The rearing of farm animals today is dominated by industrialized facilities known as confined animal feeding operations, or CAFOs (often referred to as “factory farms”) that maximize profits by treating animals not as sentient creatures, but as production units. Raised by the thousands at a single location, animals are confined in such tight quarters that they can barely move, let alone behave normally.
- Four or more egg-laying hens are packed into a battery cage, a wire enclosure so small that none can spread her wings. Being held in such close confines, the hens peck at each other’s feathers and bodies.
- Pregnant sows spend each of their pregnancies confined to a gestation crate—a metal enclosure that is scarcely wider and longer than the sow herself. Unable to even turn around, sows develop abnormal behaviors, and suffer leg problems and skin lesions.
- Growing pigs are confined to slatted, bare, concrete floors. Stressed by crowding and boredom, they frequently resort to biting and inflicting wounds upon their penmates.
- In factory dairies, cows spend their entire lives confined to concrete. To boost production, some cows are injected with the growth hormone rBGH, leading to lameness and mastitis, a painful infection of the udder.
In order to facilitate confinement of these animals in such stressful, crowded, unsanitary conditions, painful mutilations like cutting off the horns of cattle, cutting off the beaks of chickens, and docking the tails of sheep, pigs, and dairy cattle are routinely performed.
It doesn’t have to be this way. Alternative, high-welfare farming allows animals raised for food to have a life free of unnecessary pain and suffering, and the opportunity to exhibit normal behaviors.

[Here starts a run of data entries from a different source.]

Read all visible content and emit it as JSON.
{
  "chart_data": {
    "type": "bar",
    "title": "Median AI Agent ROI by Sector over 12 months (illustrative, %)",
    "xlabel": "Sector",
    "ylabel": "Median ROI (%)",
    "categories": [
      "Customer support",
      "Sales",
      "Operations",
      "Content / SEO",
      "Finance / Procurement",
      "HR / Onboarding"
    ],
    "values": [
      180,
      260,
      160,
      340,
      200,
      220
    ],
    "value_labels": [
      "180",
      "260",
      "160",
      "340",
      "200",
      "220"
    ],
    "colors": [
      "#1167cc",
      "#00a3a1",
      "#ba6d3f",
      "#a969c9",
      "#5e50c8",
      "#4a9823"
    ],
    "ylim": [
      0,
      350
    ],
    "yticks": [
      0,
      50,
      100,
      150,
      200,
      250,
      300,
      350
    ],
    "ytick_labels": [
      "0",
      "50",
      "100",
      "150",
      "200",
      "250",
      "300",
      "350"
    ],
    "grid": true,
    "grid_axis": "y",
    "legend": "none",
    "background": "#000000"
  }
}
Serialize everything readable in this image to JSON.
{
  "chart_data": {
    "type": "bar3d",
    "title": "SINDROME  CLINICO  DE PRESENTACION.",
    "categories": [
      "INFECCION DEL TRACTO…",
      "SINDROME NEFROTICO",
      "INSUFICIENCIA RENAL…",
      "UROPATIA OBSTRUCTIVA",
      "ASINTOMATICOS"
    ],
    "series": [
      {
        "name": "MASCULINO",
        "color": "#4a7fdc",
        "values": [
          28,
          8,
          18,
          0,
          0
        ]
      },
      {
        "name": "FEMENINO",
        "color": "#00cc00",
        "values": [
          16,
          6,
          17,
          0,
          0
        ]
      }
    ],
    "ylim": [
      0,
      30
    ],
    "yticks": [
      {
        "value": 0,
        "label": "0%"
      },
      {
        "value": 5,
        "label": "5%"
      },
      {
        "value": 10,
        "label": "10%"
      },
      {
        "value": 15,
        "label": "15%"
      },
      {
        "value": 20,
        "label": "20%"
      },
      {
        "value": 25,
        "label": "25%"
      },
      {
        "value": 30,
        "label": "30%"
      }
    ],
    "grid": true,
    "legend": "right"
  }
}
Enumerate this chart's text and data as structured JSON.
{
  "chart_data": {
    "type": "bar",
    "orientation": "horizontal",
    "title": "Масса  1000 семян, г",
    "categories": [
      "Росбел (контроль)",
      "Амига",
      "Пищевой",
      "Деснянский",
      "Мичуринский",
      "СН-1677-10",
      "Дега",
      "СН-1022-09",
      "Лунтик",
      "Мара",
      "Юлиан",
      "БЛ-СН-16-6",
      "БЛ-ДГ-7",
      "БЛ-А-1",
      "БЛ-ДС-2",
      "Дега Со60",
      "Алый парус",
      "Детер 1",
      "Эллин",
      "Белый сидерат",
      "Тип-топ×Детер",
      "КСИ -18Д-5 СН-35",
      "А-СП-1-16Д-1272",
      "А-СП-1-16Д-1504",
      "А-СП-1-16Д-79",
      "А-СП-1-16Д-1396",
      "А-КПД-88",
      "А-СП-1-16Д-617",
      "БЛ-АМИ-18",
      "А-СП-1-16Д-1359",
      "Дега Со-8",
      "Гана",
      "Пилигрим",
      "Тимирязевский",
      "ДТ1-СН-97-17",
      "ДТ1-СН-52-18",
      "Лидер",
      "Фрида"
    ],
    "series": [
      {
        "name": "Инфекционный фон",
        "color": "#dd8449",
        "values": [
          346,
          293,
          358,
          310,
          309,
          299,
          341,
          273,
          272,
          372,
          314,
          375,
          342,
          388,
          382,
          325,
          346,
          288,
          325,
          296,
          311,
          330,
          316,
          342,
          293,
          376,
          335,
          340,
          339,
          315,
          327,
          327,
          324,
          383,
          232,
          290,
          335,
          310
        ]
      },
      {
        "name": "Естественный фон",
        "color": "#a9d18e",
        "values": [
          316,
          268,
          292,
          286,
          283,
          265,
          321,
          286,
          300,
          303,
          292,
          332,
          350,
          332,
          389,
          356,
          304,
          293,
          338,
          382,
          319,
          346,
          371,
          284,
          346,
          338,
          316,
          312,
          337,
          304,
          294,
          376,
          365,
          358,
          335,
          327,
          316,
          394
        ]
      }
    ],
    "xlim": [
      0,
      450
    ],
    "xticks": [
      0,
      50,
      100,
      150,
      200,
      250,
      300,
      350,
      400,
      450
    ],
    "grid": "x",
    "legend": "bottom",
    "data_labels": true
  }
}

The management and welfare of animals raised for food directly impacts human health. Intensive farming operations housing tens of thousands of animals in close quarters serve as ideal incubators for disease. Several major human health concerns are associated with intensive farming, including increased transfer of infectious agents from animals to humans, antibiotic resistance, food-borne illness, and the generation of novel viruses like H1N1 (swine flu) in pigs.
Antibiotic resistance, stemming from the use of antibiotics to promote growth and suppress disease within confinement operations, presents a serious health concern. The low-level dosing of livestock and poultry with antibiotics that are identical or related to drugs used in human medicine has contributed to the spread of multidrug-resistant infections in humans. The Centers for Disease Control (CDC) estimates that each year, 2 million people in the United States contract antibiotic-resistant infections and 23,000 die from such infections. The CDC has confirmed a link between the routine use of antibiotics in farm animals and the growing problem of antibiotic-resistant bacteria.
Animal and manure management on confinement operations, animal transport, conditions, and meat processing can also contribute to food contamination and food-borne illness like E. coli and Salmonella. A 2013 study by Johns Hopkins Bloomberg School of Public Health found an association between living near high-density pig operations or crop fields fertilized with manure from high-density pig operations and methicillin-resistant Staphylococcus aureus, commonly referred to as “MRSA.”